Session Information
20 SES 05, Cooperative Learning and Conceptual Change and Lanugage Learning Spaces and Drawing as a Research Tool in Language Learning
Paper Session
Contribution
The necessity of knowing languages, many languages in fact, is emphasised in many different contexts in Europe, often in connection with globalisation. Languages are referred to as a key that opens a door – or many doors. Language is “a key to education”, ”a key to employment”, ”a key to mobility”, ”a key to culture”, ”a key to identity”, ”a key to success”, a key to – yes – ”a key to the world” are all examples of the widespread use of the key-metaphor. But are we speaking about one key or many different keys? And … Do some people have easier access to those keys than others? And … What about the language itself? How do we actually learn a language? And … What do we want to use them for? And what drives us forward and what holds us back?
This paper presents the findings from a study conducted at the Aarhus University in 2012-2014. The study “Multilingual ways to success – language and learning in transformative learning spaces” is a study of multilingual people’s experiences of their (language) learning processes. It is aimed to improve our understanding of human learning processes, not least the subjective dimensions of these processes. Despite rapid development of learning theory in general and language learning theory in particular, we still cannot provide an unequivocal answer to the question “Why do individuals, who presumably possess similar cognitive capacities for second language learning, achieve such varies degrees of proficiency?” (Benson & Nunan, 2005).
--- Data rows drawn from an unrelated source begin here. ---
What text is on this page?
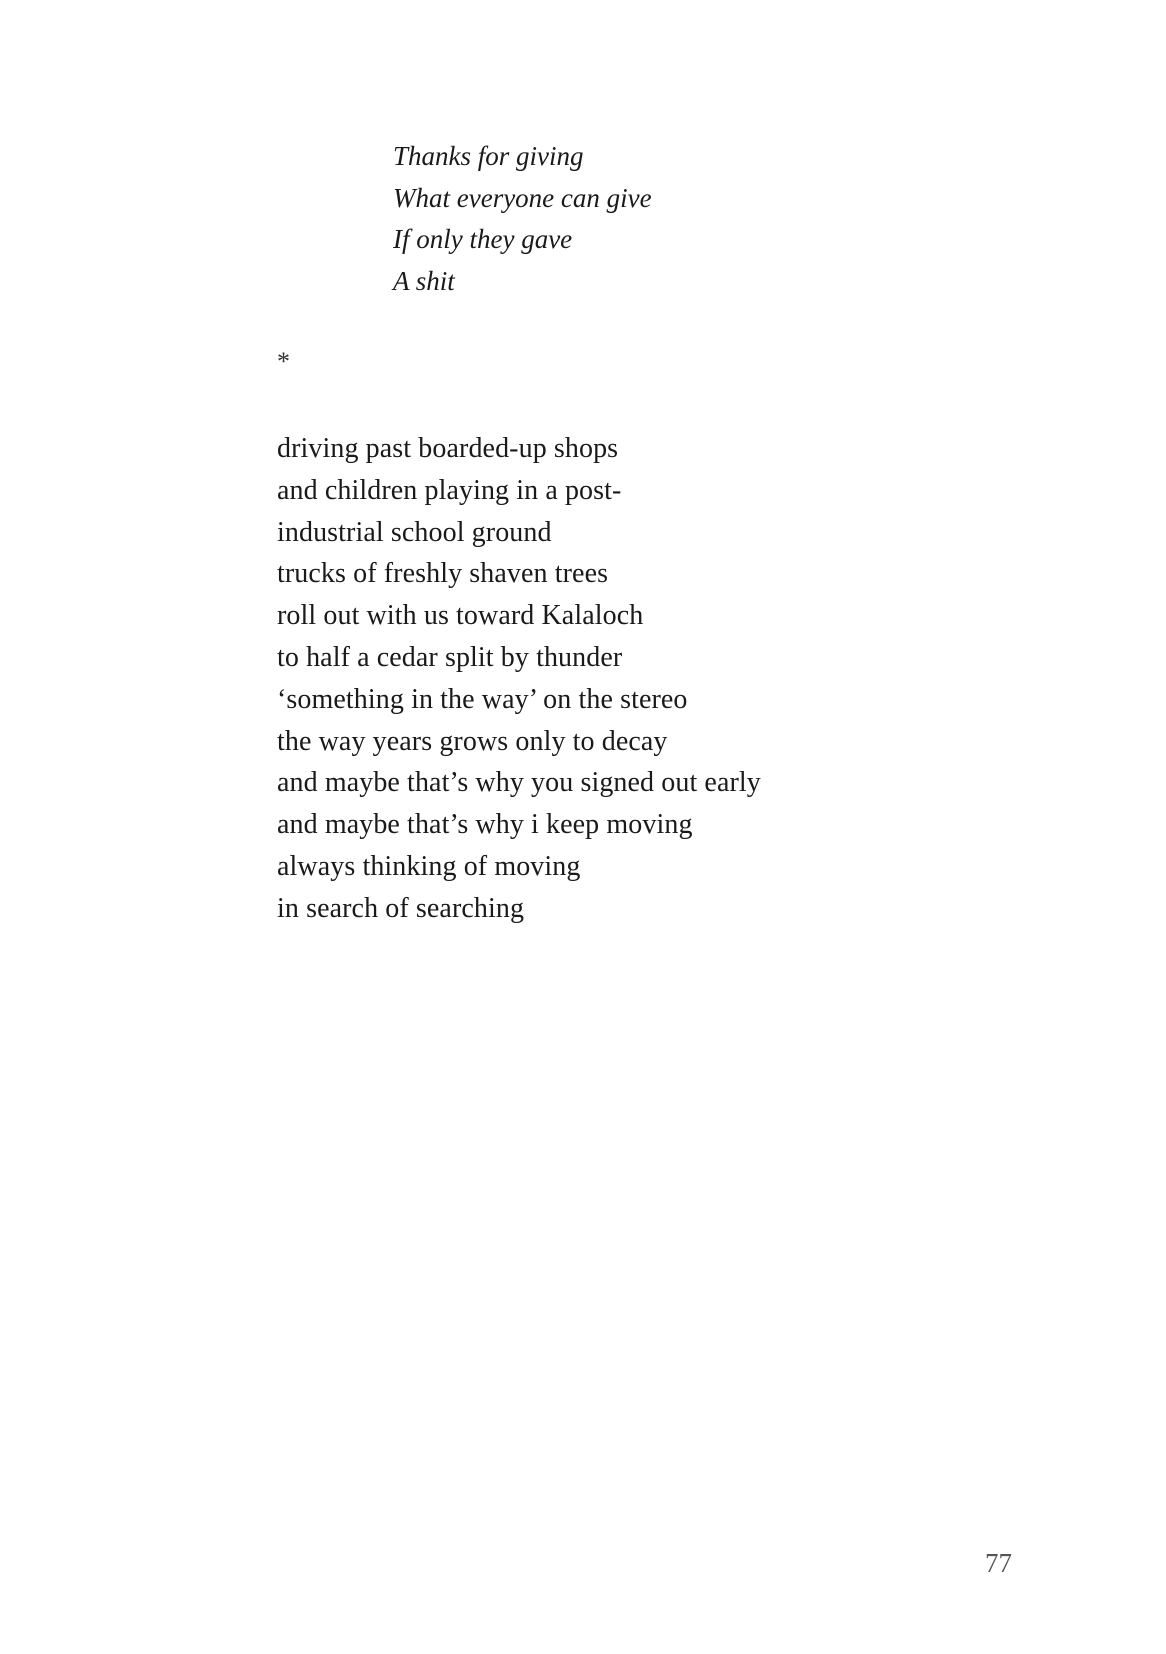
Thanks for giving
What everyone can give
If only they gave
A shit
*
driving past boarded-up shops
and children playing in a post-
industrial school ground
trucks of freshly shaven trees
roll out with us toward Kalaloch
to half a cedar split by thunder
‘something in the way’ on the stereo
the way years grows only to decay
and maybe that’s why you signed out early
and maybe that’s why i keep moving
always thinking of moving
in search of searching
77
The unequivocal answer simply does not exist: Learning is an extremely complex multidimensional process that happens differently to everyone.
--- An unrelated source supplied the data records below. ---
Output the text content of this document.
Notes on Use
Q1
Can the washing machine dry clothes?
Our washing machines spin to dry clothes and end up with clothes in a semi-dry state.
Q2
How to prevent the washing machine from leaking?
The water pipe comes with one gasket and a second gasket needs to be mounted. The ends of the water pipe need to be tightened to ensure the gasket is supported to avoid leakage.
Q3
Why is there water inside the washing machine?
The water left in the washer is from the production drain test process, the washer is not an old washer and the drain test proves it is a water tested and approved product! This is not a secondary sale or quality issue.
In this paper the focus is on how learning difference and diversity contribute to learning processes. The stories told by multilingual subjects participating in the study suggest that these processes are different for everyone. The stories challenge both the “one key for all”- metaphor and the traditional only cognitive understanding of what drives the learning. It presents and analyses the experiences of multilingual subjects in relation to learning languages in different contexts, at different moments in time and in different ways, based on different experiences, driven by different goals and achieving different results with different feelings. The learners themselves are changed as a result of their active engagement with learning languages and learning through languages.
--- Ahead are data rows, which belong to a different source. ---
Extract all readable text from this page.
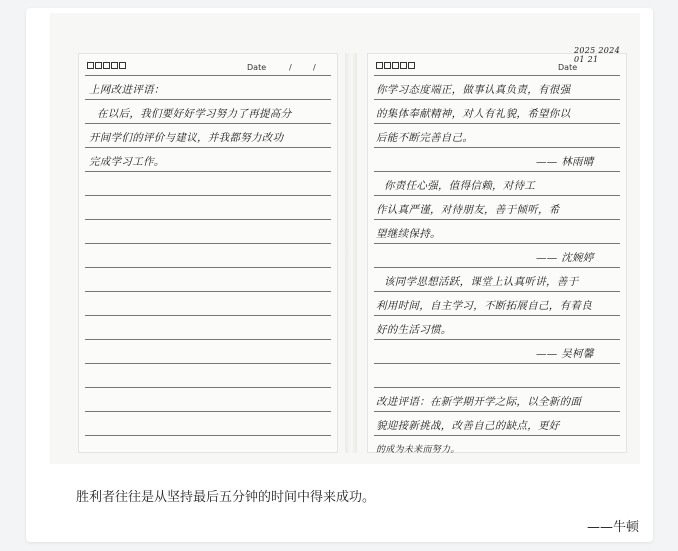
Date	/	/
上网改进评语：
在以后，我们要好好学习努力了再提高分
开间学们的评价与建议，并我都努力改功
完成学习工作。
Date
2025 2024 01 21
你学习态度端正，做事认真负责，有很强
的集体奉献精神，对人有礼貌，希望你以
后能不断完善自己。
—— 林雨晴
你责任心强，值得信赖，对待工
作认真严谨，对待朋友，善于倾听，希
望继续保持。
—— 沈婉婷
该同学思想活跃，课堂上认真听讲，善于
利用时间，自主学习，不断拓展自己，有着良
好的生活习惯。
—— 吴柯馨
改进评语：在新学期开学之际，以全新的面
貌迎接新挑战，改善自己的缺点，更好
的成为未来而努力。

胜利者往往是从坚持最后五分钟的时间中得来成功。

——牛顿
The research project is based on a broad understanding of language, where language covers over all linguistic and non-linguistic activities, that take place between and inside people in the physical, social, personal, cultural, and historical world they live in (van Lier, 2000). People can learn when they discover possibilities for learning, which appear in this complex world – so called affordances (Gibson, 1979). This happens in the interaction between people and their environment on the basis of their experiences (van Lier, 1996, 2010). In the project we believe that language learning follows the same principles as all other learning. Inspired by Illeris´ comprehensive theory of learning (Illeris, 2006), the broad understanding of learning is chosen for the project, and the main attention is paid to the different ways of interaction of cognitive, affective and social factors by different individuals.
Method
Expected Outcomes
References
Benson, P. & D. Nunan (2004). Lerners´ stories. Difference and Diversity in Language Learning. Cambridge University Press. Gibson, J.J. (1979). The ecological approach to visual perception. Hillsdale, NJ: Erlbaum. Illeris, K. (2006). Læring. Frederiksberg: Roskilde Universitetsforlag. Kramsch, C. (2009). The Multilingual Subject. What Foreign Language Learners Say about their Experience and Why it Matters. Oxford University Press. Maslo, E. (2003) Mācīšanās spēju pilnveide. Rīga: RaKa. Maslo, E. (2013). Flersprogede subjekter på danskuddannelsen. En læringshistorie. I: Sprogforum nr. 57, s. 66-73, Aarhus Universitetsforlag. Maslo, E. (2015). Different ways to success in language and learning. (in press) Van Lier, Leo (1996). Interaction in the Language Curriculum. Awareness, Autonomy & Authenticity. Longman. Van Lier, Leo (2000). From Input to Affordance: Social-Interactive Learning from an Ecological Perspective. In: Lantolf, J.P. (Ed.). Sociocultural Theory and Second Language Learning. Oxford University Press, 245-259. Van Lier, Leo (2010). The ecology of language learning: Practice to theory, theory to practice. Procedia – Social and Behavioral Sciences. Elsevier. Van Manen, M. (1997). Researching Lived Experience. The Althouse Press.